Barclays Reviews Berkshire Hathaway's Annual Meeting

In a report published Monday, Barclays analysts maintained an Overweight rating on Berkshire Hathaway Inc. BRK, while raising the price target from $170 to $173, following the company's annual meeting.

In the report Barclays noted the key takeaways from the meeting as:

  1. “Warren Buffett is open to a $40+bn cash acquisition although it has no interest in buying a large commercial P&C insurer now that it is building its own presence."
  2. Berkshire is unlikely to be designated as a SIFI by the Fed
  3. The reinsurance market has declined and the entry of alternative capital will probably adversely impact the market over the next ten years
  4. Significant bolt-on-acquisition opportunities have emerged for the company’s energy and auto dealership businesses.

The company reported its 1Q15 operating EPS ahead of the Barclays estimate, with the beat being driven by robust earnings growth across all non-insurance segments except Berkshire Hathaway Energy.

"Linked-quarter book value per B share increased +0.5% to $97.98 which was mostly in line with our estimate reflecting unrealized investment as well as FX losses," the analysts said.

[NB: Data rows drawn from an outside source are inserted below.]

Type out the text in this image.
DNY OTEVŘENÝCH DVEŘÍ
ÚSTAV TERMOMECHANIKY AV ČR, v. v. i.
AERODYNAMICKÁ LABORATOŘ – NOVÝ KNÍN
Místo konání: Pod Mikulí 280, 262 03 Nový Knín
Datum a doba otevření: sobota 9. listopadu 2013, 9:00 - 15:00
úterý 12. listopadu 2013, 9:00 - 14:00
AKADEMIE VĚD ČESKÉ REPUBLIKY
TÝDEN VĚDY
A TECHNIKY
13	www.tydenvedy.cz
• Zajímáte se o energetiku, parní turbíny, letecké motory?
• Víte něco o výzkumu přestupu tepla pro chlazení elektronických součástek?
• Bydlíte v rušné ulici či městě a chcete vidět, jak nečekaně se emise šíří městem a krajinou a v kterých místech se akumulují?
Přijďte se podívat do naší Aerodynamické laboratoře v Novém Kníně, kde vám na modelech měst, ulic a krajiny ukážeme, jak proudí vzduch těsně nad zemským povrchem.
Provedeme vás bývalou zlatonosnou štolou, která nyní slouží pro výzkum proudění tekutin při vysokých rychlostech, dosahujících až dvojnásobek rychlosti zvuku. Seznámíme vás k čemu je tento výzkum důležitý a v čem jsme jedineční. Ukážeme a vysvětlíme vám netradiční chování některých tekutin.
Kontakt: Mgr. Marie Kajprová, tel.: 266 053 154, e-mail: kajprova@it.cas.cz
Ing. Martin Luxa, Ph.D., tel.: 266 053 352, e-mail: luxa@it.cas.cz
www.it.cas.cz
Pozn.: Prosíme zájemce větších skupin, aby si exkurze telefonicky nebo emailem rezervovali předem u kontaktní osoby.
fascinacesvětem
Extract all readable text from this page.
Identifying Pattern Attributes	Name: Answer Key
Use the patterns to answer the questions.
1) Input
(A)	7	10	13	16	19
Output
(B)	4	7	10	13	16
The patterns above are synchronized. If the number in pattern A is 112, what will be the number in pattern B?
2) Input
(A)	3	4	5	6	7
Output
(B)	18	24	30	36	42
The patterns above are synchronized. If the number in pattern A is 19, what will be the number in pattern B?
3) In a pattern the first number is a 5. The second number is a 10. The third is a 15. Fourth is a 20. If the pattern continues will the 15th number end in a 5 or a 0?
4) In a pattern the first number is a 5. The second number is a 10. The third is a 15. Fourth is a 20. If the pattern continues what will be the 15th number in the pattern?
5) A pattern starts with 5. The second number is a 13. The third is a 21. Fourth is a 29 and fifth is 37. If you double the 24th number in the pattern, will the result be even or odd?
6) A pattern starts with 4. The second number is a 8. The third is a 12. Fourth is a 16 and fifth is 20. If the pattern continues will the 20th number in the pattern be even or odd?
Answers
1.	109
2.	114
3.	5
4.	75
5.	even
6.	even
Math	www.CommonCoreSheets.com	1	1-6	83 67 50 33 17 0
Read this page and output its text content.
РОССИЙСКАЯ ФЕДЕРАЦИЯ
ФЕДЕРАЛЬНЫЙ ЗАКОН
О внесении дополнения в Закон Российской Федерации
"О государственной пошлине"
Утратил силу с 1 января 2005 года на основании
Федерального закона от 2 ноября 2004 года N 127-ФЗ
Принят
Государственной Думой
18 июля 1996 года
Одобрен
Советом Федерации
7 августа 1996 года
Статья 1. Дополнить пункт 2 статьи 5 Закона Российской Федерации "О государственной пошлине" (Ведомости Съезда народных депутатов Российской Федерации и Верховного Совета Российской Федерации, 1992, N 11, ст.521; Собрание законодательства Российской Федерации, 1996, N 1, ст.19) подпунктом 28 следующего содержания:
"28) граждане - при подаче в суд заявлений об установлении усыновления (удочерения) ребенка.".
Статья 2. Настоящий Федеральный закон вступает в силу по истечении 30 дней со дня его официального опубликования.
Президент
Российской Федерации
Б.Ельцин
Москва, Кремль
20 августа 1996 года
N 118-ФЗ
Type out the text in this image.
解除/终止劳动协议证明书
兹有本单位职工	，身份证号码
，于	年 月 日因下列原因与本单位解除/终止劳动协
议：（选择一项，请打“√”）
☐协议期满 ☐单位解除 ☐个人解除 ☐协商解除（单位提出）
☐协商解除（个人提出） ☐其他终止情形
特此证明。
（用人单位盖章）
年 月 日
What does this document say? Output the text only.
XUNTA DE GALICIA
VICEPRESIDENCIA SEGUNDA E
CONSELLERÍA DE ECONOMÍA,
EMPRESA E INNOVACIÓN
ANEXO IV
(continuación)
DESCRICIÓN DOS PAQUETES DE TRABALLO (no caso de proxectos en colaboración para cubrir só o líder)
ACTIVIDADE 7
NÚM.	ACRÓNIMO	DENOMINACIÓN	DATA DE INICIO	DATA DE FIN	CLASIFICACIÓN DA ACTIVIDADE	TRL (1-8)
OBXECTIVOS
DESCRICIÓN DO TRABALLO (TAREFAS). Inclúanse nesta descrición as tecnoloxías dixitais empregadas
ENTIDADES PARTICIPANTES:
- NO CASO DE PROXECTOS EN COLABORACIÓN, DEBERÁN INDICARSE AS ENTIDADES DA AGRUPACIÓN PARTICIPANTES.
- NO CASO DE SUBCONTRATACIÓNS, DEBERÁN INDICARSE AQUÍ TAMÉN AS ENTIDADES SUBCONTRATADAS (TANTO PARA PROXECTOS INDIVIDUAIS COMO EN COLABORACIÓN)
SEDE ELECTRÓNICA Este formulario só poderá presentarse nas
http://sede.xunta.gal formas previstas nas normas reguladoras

Berkshire has "favorable leverage" to economic expansion, since its non-insurance business accounts for 70 percent of the company's operating earnings. "Overall, Berkshire should benefit from earnings growth in the Manufacturing, Service, and Retail unit, and Berkshire Hathaway Energy. Insurance earnings should be mostly stable and generate substantial free cash flow," the analysts wrote.

The EPS estimates for 2015 and 2016 have been raised from $7.70 to $7.95 and from $8.35 to $8.50, respectively.